Y no quiero decir que me senté ahí cantando «Sublime gracia» mientras las olas del dolor y de la pena inundaban mi corazón. Estaba lejos de ser una imagen linda. Clamé a Dios (literalmente, clamores guturales) y me sentí cerca del Salvador sufriente quien había experimentado un dolor aún más insoportable por mí, no porque él haya perdido un hijo, sino porque él dio todo su ser para traer a casa a los hijos perdidos.
Él le da propósito a nuestro sufrimiento (Ro 8:28). Mi aborto espontáneo no sucedió en un vacío. Tanto mi hijo como yo fuimos creados a la imagen de Dios, diseñados para su gloria. Mis intenciones para la vida de mi hijo no eran las intenciones del Señor y mi plan no era su plan. Él decidió que el propósito de esa pequeña vida se completara en esas siete semanas de vida. Él decidió que el propósito para mi vida fuera revelado aún más por medio de la muerte de ese pequeñito.
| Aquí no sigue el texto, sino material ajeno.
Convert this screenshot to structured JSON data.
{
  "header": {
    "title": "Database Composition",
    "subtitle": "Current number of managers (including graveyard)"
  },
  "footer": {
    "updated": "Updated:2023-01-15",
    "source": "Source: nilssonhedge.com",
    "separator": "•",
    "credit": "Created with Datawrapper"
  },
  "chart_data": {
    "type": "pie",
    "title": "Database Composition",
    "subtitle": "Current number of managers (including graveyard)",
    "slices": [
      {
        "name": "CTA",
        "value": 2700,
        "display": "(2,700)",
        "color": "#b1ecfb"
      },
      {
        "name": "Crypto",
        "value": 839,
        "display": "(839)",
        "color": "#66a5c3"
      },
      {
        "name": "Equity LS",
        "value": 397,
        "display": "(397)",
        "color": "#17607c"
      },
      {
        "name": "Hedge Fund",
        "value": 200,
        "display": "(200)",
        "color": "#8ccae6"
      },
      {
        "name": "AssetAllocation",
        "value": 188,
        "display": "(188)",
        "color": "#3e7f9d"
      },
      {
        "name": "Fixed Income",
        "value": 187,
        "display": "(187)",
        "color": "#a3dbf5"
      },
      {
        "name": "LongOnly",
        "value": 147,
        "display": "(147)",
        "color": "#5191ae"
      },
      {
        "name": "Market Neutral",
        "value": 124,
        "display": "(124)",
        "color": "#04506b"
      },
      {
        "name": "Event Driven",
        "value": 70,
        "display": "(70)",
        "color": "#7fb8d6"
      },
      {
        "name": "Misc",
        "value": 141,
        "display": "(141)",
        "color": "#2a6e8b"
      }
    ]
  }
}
Él me eligió para ser la madre de mi hijo por siete semanas. Él decidió para mi esposo y para mí que aprendiéramos a caminar juntos por medio de confusiones hormonales, para que mi esposo me muestre amor sacrificial a mí, su esposa cansada. Él decidió que nosotros atravesáramos la pena juntos y que proclamáramos su grandeza aún en medio de nuestro dolor (Job 13:15).
Pude ser mamá. Lo fui solo por un momento, pero fue un momento hermoso. Espero poder ser mamá nuevamente, pero incluso si eso no sucediera, Dios es bueno. Y sus propósitos para mí son seguros. Mi pequeño tiempo de maternidad continúa mostrándome los diferentes ángulos del buen carácter de Dios y cosas sobre mí que nunca podría haber aprendido sin mi bebé. Por eso estoy agradecida. Dios es el Autor de vida y el único que lo satisface todo. Él cumplirá su propósito para nosotros (Sal 57:2) y por eso soy consolada.